Indiana Co. began a construction project in 2016 with a contract price of $150

million to be received when the project is completed in 2018. During 2016, Indiana

incurred $36 million of costs and estimates an additional $84 million of costs to

complete the project. Indiana recognizes revenue over time and for this project

recognizes revenue over time according to the percentage of the project that has

been completed.

Suppose that, in 2017, Indiana incurred additional costs of $63.75 million and

estimated an additional $42.75 million in costs to complete the project.
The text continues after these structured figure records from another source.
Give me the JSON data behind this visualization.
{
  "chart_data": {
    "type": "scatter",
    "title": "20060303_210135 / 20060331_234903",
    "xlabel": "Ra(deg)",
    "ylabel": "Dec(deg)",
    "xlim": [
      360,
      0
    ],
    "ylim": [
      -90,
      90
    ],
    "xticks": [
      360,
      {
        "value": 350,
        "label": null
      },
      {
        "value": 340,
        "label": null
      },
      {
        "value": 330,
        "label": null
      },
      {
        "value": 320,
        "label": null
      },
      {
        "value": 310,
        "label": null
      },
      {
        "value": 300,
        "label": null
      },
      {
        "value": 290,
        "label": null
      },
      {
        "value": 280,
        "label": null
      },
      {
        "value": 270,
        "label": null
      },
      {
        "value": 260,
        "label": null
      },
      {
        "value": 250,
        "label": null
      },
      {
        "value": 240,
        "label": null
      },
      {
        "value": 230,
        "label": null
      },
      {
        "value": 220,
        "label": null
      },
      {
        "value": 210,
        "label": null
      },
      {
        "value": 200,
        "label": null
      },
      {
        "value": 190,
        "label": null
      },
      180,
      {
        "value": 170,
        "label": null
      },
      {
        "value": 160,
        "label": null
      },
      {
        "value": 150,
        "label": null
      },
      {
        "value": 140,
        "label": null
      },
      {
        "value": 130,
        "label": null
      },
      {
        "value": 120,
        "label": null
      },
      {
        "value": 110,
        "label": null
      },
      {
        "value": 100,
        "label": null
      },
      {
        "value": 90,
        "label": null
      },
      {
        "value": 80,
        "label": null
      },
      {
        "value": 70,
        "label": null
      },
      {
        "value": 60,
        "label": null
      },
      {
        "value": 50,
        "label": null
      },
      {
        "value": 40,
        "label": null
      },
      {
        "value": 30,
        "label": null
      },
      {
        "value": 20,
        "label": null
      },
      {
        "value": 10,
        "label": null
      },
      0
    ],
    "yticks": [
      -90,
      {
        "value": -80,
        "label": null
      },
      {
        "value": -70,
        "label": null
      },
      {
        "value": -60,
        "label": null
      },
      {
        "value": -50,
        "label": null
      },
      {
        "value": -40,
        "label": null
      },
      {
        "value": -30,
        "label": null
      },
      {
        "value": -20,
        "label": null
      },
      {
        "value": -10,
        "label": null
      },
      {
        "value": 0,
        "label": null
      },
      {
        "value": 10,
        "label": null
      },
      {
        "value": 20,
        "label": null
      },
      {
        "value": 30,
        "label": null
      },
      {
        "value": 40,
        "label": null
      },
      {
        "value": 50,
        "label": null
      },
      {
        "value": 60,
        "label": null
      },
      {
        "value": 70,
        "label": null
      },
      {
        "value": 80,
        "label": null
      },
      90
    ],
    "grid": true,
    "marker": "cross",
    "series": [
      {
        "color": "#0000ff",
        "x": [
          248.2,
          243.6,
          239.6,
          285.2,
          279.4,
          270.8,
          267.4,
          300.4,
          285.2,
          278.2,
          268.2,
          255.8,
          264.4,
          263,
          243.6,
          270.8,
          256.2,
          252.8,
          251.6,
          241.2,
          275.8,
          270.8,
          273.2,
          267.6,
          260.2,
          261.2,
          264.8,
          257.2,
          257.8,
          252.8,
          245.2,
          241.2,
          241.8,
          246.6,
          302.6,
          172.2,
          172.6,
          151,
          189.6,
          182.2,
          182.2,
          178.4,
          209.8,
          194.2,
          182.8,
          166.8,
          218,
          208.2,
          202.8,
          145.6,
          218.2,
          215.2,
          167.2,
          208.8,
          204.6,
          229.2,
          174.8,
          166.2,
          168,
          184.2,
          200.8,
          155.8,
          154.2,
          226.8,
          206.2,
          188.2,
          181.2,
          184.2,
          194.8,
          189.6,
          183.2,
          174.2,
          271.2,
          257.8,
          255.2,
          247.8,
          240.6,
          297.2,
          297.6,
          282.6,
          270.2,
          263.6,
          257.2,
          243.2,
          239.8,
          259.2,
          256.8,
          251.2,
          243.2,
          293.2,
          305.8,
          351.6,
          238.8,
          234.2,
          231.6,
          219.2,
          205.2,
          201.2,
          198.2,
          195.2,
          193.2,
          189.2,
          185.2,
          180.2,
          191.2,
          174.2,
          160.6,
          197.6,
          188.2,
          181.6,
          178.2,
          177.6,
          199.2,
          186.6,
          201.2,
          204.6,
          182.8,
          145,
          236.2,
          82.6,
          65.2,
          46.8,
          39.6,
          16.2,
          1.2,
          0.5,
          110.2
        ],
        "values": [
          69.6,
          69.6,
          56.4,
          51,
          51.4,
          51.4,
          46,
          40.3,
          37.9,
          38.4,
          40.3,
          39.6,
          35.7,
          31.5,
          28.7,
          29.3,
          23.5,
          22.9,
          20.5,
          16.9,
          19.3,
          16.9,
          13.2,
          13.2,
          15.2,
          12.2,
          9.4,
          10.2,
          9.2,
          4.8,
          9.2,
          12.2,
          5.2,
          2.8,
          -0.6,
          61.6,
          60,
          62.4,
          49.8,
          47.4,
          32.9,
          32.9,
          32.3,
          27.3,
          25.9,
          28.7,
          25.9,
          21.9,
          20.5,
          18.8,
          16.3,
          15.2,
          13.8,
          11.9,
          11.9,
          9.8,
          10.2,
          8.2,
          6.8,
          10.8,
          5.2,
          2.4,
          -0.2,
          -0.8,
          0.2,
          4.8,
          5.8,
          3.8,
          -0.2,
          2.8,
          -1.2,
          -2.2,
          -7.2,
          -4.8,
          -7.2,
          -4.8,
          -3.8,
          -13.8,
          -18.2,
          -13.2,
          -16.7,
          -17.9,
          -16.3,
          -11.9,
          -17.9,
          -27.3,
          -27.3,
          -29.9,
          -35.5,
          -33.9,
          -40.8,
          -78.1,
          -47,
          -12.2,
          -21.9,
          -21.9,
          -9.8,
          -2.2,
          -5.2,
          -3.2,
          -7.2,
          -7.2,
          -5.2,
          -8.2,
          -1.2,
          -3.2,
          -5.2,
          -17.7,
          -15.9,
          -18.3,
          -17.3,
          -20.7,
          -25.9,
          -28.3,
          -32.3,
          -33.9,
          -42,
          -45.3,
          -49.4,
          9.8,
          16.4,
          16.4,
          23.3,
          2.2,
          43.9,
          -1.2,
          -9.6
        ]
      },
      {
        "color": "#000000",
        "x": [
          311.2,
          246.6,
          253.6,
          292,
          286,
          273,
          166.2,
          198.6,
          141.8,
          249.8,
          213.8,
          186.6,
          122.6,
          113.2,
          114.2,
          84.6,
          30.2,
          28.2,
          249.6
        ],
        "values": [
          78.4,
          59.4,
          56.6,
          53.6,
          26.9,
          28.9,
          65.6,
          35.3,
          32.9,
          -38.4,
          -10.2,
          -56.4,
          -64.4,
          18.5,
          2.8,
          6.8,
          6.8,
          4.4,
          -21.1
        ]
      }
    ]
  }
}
What profit

or loss will Indiana record for 2017?

Solutions

Expert Solution

For Long term construction contracts, under percentage of completion method, the Project gain is
recognized over the project period based on the proportion of costs incurred to date to the Estimated costs

of the project.

(Figures in millions)
Particulars 2016 2017 Calculation
A. Costs incurred to date $      36.00 $ 99.75 Given for 2016; For 2017, costs of 2016 and additional costs of 2017 ie. 36 plus 63.75 gives the cost incurred till date
B. Estimated costs to complete $      84.00 $ 42.75 Given
C. Estimated total cost $    120.00 $ 142.50 A plus B
D. % Complete 30.00% 70.00% A / C
E. Cost incurred during the year $      36.00 $ 63.75 Given
F. Project Revenue $    150.00 $ 150.00 Given
G. Revenue to be recognized during the year $      45.00 $ 60.00 For 2016, Project revenue * Percent complete ie. D*F; For 2017, it is D*F minus revenue already recognized till 2016 ie.45
(150*30%) (150*70%)-45
K. Profit or (loss) recognized $         9.00 $ (3.75) G-E
Thus, loss of $ 3.75 million will be recognized by Indiana for 2017 with respect to this project.